Publication details [#59567]

Viberg, Åke. 2015. Sensation, perception and cognition: Swedish in a typological-contrastive perspective. Functions of Language 22 (1) : 96–131.
Publication type
Article in journal
Publication language
Language as a subject
Place, Publisher
John Benjamins
Journal DOI


This paper presents an analysis of the field of perception verbs in Swedish within a typological and contrastive framework. Earlier work has to a great extent focused on the concepts see and hear. This article focuses on the more ‘raw’ form of perception represented by sensations and on the combination of meanings referring to perception and cognition in Swedish känna ‘feel, know’. The polysemy of känna turns out to be very language-specific even in relation to the most closely related Germanic languages. The polysemy of känna is interesting also because this verb can refer to internal (bodily) perception and has an extension that covers blended spaces combining cognitive elements with emotional and bodily feelings (cf. feel remorse, feel convinced). Special attention is paid also to sensory verbs describing sensations of light and sound (cf.
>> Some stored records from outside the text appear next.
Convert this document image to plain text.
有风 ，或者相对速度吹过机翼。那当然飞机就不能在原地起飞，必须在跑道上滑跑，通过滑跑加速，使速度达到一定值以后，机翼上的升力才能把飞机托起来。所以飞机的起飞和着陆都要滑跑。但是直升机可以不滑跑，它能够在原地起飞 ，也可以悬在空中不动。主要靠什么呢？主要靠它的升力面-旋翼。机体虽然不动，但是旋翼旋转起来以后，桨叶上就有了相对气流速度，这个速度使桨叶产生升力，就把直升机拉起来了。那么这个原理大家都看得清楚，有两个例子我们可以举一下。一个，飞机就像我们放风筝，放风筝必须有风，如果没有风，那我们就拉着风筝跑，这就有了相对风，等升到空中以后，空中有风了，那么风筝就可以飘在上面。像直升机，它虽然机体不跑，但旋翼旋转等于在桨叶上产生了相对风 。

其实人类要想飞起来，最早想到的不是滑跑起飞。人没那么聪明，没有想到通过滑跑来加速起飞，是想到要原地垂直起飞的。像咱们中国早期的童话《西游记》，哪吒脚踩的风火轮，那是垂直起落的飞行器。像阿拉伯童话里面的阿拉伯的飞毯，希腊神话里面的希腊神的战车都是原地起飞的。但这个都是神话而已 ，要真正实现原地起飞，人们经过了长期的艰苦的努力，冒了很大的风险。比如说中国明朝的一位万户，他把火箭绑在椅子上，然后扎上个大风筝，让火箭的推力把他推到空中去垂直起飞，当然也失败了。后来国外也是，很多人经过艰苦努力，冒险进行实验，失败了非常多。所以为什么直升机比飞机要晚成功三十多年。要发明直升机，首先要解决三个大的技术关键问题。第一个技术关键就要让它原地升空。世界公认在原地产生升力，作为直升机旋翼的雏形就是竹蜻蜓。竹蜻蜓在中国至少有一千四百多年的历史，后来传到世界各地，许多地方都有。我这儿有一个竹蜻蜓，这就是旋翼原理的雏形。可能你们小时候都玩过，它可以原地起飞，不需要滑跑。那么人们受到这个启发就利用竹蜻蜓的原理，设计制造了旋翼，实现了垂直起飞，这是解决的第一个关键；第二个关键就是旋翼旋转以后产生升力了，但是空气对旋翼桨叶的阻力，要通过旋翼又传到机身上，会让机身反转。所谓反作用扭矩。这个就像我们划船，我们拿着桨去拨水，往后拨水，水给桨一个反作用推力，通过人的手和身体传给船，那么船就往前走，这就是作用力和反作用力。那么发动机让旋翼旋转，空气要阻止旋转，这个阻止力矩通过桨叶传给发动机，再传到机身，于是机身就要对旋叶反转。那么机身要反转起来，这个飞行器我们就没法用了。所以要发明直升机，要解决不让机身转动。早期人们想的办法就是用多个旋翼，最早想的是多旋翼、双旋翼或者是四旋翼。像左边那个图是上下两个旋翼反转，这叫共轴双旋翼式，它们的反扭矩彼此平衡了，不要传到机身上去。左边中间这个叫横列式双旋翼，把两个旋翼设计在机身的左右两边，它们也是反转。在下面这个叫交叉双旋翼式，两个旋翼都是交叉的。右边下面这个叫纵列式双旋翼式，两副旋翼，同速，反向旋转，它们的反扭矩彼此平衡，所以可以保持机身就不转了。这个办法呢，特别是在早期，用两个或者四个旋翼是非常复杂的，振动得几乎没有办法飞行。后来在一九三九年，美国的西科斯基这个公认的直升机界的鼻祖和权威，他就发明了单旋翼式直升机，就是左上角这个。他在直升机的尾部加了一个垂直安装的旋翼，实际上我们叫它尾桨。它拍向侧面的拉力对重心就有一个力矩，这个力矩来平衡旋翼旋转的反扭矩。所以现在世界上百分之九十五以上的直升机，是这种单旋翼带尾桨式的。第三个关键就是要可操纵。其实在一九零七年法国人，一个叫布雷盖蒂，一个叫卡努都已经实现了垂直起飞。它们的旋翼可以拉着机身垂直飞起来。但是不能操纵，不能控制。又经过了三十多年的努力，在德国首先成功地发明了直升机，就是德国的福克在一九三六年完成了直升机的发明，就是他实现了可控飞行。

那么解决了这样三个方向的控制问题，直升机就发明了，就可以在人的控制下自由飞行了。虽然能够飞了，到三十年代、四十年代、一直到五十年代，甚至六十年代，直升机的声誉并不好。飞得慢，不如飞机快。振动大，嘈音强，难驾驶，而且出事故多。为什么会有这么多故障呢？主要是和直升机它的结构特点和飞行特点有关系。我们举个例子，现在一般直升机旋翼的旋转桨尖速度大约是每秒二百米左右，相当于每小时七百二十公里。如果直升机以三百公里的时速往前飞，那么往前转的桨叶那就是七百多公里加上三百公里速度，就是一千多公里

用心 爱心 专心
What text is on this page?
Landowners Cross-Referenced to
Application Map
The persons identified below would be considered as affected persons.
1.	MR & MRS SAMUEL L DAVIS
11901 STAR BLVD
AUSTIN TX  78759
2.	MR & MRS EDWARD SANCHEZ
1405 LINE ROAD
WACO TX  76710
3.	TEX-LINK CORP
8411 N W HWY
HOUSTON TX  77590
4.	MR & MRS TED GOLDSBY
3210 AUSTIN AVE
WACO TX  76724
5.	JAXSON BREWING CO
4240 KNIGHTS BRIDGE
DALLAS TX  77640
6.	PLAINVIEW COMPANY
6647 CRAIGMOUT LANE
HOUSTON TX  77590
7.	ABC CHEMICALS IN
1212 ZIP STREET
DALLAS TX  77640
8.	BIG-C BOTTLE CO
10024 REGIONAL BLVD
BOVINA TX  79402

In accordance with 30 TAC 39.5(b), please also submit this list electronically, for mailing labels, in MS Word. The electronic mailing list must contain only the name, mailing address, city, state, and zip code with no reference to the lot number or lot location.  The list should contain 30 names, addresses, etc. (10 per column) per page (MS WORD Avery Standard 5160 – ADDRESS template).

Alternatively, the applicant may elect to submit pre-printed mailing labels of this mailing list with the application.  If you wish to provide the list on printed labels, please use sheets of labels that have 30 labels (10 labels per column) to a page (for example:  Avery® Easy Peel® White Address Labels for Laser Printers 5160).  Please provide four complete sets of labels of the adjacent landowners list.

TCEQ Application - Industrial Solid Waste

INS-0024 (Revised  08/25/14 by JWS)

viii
English glitter, glimmer, rattle, creak, etc.) and of bodily sensations and pain (cf. ache, itch, etc.) Sensations are interesting because — similar to sensory adjectives — evaluation and intensity are central components of their meaning in addition to the fine-grained description of sensory qualia. There are great differences across languages in the degree of elaboration of sensory verbs referring to sensations. Recent typological work has demonstrated great elaborations of taste verbs in some languages, whereas other languages have elaborated odor verbs. Swedish (similar to many other European languages) has a rich repertoire of sound verbs.